Directed by John L. McCutcheon and starring Norma Shearer and Maurice Costello, Man and Wife was an independent production filmed in Fort Lee, New Jersey, known in the silent era as “Hollywood on the Hudson.” The film’s exuberantly melodramatic plot, involving secret identities, a character returning from the dead, insanity, and bigamy, caused Motion Picture News to complain “the author of this story has allowed his imagination to run riot.” Variety called the film “a wild tale, wildly done on the screen, but it has a great element of melodramatic suspense.” It also noted “a screen possibility in Norma Shearer.”

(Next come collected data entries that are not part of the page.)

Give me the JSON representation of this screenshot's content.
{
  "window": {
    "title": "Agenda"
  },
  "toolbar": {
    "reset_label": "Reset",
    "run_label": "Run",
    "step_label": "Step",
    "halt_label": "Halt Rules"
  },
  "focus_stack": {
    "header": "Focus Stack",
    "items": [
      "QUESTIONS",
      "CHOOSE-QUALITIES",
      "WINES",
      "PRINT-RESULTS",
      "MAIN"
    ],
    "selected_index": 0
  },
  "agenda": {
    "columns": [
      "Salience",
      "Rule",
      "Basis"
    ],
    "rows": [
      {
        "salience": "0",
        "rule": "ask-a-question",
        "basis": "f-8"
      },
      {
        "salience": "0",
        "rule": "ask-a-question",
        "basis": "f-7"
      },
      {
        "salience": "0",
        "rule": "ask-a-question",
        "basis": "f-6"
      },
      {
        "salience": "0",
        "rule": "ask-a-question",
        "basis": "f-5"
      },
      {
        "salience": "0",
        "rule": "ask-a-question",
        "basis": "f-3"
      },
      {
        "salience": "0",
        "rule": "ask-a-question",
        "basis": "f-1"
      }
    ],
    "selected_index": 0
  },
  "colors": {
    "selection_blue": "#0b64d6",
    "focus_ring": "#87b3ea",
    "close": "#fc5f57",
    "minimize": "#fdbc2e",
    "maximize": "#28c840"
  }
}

Man and Wife was the sixth feature Shearer in which had played a prominent role. By the time it was released she had received an offer from Louis B. Mayer and Irving Thalberg (her future husband) to go to Hollywood, where she would become one of MGM’s biggest stars. Shearer’s biographer Gavin Lambert called her performance in Man and Wife “at once vivid and subtle,” its keynote being “the reality she brings to totally unreal material.” The only surviving copy of the film—a complete tinted and toned nitrate print—was preserved by UCLA last year and enjoyed a successful debut at the 2023 San Francisco Silent Festival. It will now grace the big screen in Los Angeles, for the first time since its premiere a century ago.